Liverpool Football Club can boast more than most about history, culture and success. Tom Hicks, Liverpool's now infamous co-owner, and his HSG Sports Group can also lay claim to being part of what has become the most fanciful sports transactions of all time.
Alex Rodriguez is without doubt the biggest and flashiest hitter in Major League Baseball. Such is his star status that, even with recent claims of steroid use dating back to 2003, his reputation appears to have remained intact and he is hailed as a core part of the New York Yankees 2009 World Series Championship success.
The all-conquering Yankees who are renowned as the world's richest franchise can undoubtedly afford to pay for the prime players in the game - especially when Tom Hick's Texas Rangers have helped to foot the bill.
Rodriguez's landmark 10-year $252 million contract in 2000 was a speculative move by the Rangers to secure a name that would likely be remembered as one of the greats of the game. By 2004 the team had traded him to the Yankees, but reportedly agreed to pay an estimated $67 million of the $179 million still owed.
The Yankees are champions once more. The Rangers face an uncertain future with their owner, the Tom Hicks' HSG Sports Group, facing creditors who are (reported by the Wall Street Journal) owed more than $540 million.
This is perhaps where the main concerns begin for Liverpool Football Club. The Texas Rangers are in some circles accepted as the 12th most valuable franchise in Major League Baseball and it is not them but HSG that is struggling financially.
The sale of the Texas Rangers appeared to be at a promising stage when a bid by baseball legend Nolan Ryan looked to satisfy many interested parties, not least many Rangers fans.
However, objections filed by creditor JP Morgan Chase Bank seek to remove the Rangers Ballpark lease from the sale of the franchise.
JP Morgan contends, Hicks Sports Group, transferred the lease to the team just before the bankruptcy filing without the bank's approval, as required in its loan agreement. The bank contends that the ballpark lease is not the team's property.
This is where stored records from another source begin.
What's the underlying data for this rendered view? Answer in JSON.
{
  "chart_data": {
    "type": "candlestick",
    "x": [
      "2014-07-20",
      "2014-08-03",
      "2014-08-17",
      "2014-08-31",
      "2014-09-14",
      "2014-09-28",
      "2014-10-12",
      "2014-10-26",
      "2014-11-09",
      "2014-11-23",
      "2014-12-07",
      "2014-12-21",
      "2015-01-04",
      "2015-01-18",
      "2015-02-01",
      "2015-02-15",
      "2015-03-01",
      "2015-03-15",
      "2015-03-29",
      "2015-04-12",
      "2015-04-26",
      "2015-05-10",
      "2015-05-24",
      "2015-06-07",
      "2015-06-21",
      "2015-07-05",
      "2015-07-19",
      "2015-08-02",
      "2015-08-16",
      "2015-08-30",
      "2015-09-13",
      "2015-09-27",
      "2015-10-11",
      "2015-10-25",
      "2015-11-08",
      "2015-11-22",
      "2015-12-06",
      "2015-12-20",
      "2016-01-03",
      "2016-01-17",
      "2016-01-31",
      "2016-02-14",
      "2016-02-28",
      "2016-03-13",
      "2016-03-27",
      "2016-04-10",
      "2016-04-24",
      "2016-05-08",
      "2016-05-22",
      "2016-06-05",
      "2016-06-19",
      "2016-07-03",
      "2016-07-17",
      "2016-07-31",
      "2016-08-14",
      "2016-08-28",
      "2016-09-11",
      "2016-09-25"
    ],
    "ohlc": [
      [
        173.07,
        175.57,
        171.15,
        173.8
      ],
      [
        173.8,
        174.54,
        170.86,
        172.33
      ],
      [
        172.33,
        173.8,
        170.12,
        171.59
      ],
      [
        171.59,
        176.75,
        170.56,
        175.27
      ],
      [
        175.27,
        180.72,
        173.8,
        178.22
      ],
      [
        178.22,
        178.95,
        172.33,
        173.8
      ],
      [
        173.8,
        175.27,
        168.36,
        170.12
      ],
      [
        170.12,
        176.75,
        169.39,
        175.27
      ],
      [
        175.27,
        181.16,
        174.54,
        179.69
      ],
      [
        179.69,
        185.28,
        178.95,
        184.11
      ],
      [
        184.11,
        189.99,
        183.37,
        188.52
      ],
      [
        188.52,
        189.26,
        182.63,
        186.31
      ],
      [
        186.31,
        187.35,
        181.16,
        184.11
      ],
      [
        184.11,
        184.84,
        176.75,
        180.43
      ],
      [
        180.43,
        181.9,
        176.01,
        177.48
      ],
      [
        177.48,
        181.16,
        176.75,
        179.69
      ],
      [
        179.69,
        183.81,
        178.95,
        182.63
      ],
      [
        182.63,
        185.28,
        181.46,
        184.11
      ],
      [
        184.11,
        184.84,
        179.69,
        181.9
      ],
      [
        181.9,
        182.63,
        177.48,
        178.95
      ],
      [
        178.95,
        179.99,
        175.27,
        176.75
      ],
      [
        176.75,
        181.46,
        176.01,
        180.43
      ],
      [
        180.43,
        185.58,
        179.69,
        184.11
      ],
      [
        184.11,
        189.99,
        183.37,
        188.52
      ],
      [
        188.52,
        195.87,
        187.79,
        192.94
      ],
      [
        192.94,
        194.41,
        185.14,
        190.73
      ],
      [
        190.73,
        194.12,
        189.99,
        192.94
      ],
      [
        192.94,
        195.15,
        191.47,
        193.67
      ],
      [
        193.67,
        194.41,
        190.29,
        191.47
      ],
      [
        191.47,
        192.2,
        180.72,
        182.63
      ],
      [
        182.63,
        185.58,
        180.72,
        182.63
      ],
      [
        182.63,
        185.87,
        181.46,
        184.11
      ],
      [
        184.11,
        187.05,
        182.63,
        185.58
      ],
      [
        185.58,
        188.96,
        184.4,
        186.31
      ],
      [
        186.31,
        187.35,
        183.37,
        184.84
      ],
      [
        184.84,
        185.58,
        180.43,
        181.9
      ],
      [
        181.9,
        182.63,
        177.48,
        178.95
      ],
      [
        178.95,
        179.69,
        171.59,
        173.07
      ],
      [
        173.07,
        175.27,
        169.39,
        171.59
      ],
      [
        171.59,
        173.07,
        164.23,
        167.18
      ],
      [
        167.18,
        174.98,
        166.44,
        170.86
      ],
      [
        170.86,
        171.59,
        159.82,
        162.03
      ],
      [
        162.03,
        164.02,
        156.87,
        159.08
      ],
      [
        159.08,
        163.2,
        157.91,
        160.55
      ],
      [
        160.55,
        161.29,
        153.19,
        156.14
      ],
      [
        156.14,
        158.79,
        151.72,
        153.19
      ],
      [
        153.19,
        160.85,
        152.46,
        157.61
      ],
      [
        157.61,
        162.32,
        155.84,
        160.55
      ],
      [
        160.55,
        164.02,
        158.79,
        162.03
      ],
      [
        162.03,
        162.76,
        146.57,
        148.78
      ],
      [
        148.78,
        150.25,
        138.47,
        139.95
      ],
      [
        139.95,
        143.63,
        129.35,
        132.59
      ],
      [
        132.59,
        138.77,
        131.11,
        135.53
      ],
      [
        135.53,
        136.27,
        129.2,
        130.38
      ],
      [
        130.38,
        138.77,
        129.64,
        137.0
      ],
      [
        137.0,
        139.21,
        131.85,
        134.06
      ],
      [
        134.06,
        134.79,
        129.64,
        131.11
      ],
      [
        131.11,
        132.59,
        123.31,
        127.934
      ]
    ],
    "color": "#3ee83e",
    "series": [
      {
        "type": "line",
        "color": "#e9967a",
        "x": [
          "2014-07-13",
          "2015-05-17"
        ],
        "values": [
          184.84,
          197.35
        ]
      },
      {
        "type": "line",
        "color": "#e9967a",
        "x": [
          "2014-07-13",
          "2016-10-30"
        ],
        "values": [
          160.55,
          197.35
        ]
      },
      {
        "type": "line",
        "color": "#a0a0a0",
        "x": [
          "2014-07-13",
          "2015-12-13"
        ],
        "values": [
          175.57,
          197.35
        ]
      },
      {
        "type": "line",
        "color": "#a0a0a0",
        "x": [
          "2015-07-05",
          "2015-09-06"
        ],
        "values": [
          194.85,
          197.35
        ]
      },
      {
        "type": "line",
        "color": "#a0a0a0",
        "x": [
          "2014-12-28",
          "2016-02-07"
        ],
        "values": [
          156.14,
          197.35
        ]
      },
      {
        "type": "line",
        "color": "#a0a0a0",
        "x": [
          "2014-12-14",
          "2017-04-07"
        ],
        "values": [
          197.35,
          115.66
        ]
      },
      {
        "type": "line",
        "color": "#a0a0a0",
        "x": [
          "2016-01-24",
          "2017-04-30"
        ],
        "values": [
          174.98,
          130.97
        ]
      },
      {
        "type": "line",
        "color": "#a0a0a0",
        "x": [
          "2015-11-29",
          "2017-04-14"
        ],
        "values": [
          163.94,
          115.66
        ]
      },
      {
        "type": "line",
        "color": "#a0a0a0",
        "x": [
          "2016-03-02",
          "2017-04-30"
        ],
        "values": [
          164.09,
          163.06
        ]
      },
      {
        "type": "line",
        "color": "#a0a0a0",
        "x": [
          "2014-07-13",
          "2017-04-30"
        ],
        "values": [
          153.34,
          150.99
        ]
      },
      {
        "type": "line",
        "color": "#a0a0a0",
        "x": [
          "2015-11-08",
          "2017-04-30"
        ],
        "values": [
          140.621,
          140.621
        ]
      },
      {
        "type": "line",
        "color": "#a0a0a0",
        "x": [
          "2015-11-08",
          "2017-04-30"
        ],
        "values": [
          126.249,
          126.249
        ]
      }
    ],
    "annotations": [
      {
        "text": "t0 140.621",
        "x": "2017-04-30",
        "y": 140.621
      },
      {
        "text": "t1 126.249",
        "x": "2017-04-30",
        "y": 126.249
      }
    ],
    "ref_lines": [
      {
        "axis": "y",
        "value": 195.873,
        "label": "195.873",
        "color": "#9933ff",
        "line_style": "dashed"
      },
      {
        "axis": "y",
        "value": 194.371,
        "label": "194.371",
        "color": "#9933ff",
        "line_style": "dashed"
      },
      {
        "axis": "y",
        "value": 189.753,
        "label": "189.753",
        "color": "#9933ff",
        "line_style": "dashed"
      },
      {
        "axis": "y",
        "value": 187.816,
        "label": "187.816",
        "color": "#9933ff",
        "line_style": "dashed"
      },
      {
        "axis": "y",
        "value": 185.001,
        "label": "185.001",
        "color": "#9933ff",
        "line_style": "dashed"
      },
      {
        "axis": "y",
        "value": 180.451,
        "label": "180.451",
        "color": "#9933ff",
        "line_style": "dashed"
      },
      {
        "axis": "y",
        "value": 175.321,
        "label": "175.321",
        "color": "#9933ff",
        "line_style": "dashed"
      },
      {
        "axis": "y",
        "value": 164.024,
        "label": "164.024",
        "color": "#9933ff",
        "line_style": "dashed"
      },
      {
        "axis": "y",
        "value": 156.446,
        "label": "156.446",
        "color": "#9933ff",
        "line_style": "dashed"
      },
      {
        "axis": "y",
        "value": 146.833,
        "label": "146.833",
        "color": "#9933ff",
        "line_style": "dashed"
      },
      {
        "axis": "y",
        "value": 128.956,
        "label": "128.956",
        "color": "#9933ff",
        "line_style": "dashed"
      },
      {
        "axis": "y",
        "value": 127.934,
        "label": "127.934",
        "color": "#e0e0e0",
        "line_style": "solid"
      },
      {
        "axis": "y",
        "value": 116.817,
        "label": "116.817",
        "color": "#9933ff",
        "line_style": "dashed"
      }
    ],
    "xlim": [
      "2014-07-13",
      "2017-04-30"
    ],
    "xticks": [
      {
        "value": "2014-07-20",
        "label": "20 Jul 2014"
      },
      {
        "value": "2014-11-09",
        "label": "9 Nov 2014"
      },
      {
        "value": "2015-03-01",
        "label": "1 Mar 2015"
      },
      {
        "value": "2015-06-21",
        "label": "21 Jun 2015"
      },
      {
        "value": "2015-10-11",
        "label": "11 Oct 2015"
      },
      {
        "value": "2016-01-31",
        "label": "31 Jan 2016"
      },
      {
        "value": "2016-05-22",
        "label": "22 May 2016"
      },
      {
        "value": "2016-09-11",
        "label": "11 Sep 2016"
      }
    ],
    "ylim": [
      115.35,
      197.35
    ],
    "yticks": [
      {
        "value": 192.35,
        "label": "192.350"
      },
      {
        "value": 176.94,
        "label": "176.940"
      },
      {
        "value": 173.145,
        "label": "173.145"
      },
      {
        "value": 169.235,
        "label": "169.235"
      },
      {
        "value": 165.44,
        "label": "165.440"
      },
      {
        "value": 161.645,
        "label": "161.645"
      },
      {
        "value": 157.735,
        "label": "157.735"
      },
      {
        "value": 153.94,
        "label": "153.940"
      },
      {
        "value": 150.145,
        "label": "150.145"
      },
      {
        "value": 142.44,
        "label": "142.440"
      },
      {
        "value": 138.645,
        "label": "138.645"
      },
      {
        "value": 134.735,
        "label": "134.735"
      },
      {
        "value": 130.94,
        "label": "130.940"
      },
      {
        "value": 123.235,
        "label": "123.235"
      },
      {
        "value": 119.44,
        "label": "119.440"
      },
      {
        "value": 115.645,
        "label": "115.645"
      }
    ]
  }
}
JP Morgan Chase Bank's intervention would mean that the ballpark would be cut from the deal making potential buyers possibly rethink their bids.
Kop Football Holdings Ltd is another Tom Hicks project. It is widely assumed that the reported £347 million is separate to Liverpool Football Club in many ways. Indeed, it has not saddled the club with the kind of debt that is often reported. Liverpool FC and Kop Football Holdings Ltd are not the same business.
Liverpool continue to operate as a club with no imminent danger. The club can afford to make marquee transfers and continue to celebrate its status as one of the major players in football.
It operates to a backdrop of fan unrest. Protests that involve ex-players and famous-fans have taken place on the steps of the city's most famous building. The more they push for a sale, the hope is, the club will be placed under new ownership and be free from the debt and despair.
Some Liverpool fans live in the hope that a new owner can help them start again. An owner who has come into clubs like Chelsea FC and Manchester City FC can wipe out all the debts. Liverpool are not those clubs. Their history and culture is something those clubs can only dream of. It is a terrible shame if one person can begin to think it can take on all that history. It is also unrealistic. The club would be unrecognisable.
Liverpool lack a state of the art stadium that would attract a big-time buyer who can make the club viable. However, the failure to build one may just have saved the club from themselves.
It seems an obvious assumption to make that it would be Kop Holdings Ltd who would undertake the loans and debt on the stadium and rent it back to the club. It would have sent that company's debt levels soaring, and if the co-owner was faced with the same situation in Liverpool as the one in Texas, there is only one realistic conclusion to be drawn as to where Liverpool Football Club would find itself.
The truth may be, the more Liverpool fans push for a sale, the closer they are to the point when the final cards will have to be played. Liverpool FC can never be the club it was and endeared it to millions across the world. It should never have been sold.
Liverpool were UEFA Champions League winners and had no obvious debt when it decided this business model was the future. Some say they chased the dream like others before them. It is unclear how much better it could ever have gotten. The conclusion - that greed is a powerful emotion.